[edit]
On the Generalization Ability of Next-Token-Prediction Pretraining
Proceedings of the 42nd International Conference on Machine Learning, PMLR 267:34943-34975, 2025.
Abstract
Large language models (LLMs) have demonstrated remarkable potential in handling natural language processing (NLP) tasks and beyond. LLMs usually can be categorized as transformer decoder-only models (DOMs), utilizing Next-Token-Prediction (NTP) as their pre-training methodology. Despite their tremendous empirical successes, the theoretical understanding of how NTP pre-training affects the model’s generalization behavior is lacking. To fill this gap, we establish the fine-grained generalization analysis for NTP pre-training based on Rademacher complexity, where the dependence between tokens is also addressed.
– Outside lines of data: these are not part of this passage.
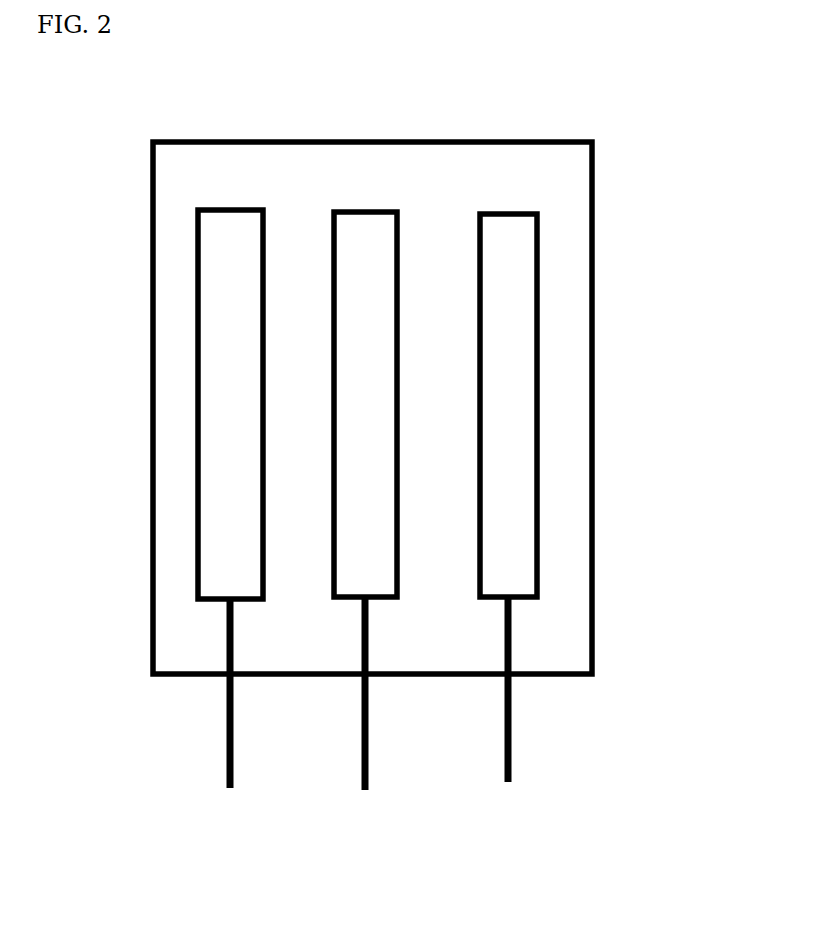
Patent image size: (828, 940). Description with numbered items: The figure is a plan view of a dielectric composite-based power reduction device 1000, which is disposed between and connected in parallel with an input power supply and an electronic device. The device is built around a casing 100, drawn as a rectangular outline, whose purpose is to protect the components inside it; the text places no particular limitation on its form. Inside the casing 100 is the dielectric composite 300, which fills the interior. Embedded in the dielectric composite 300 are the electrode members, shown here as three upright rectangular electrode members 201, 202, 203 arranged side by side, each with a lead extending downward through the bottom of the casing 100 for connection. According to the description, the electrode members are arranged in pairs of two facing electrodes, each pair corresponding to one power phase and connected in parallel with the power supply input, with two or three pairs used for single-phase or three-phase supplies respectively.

The dielectric composite-based power reduction device 1000 is at (376, 438).
The casing 100 is at (592, 280).
The dielectric composite 300 is at (173, 245).
The electrode member 201 is at (230, 480).
The electrode member 202 is at (365, 483).
The electrode member 203 is at (507, 480).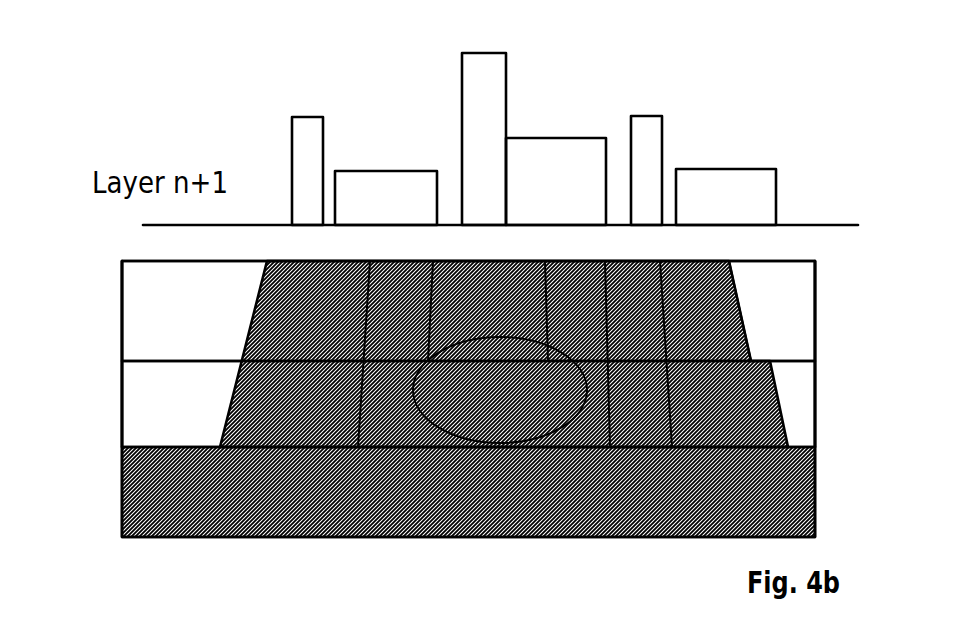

Technically, a novel decomposition of Rademacher complexity is developed to study DOMs from the representation learner and the token predictor, respectively. Furthermore, the upper bounds of covering number are established for multi-layer and multi-head transformer-decoder models under the Frobenius norm, which theoretically pioneers the incorporation of mask matrix within the self-attention mechanism. Our results reveal that the generalization ability of NTP pre-training is affected quantitively by the number of token sequences $N$, the maximum length of sequence $m$, and the count of parameters in the transformer model $\Theta$. Additionally, experiments on public datasets verify our theoretical findings.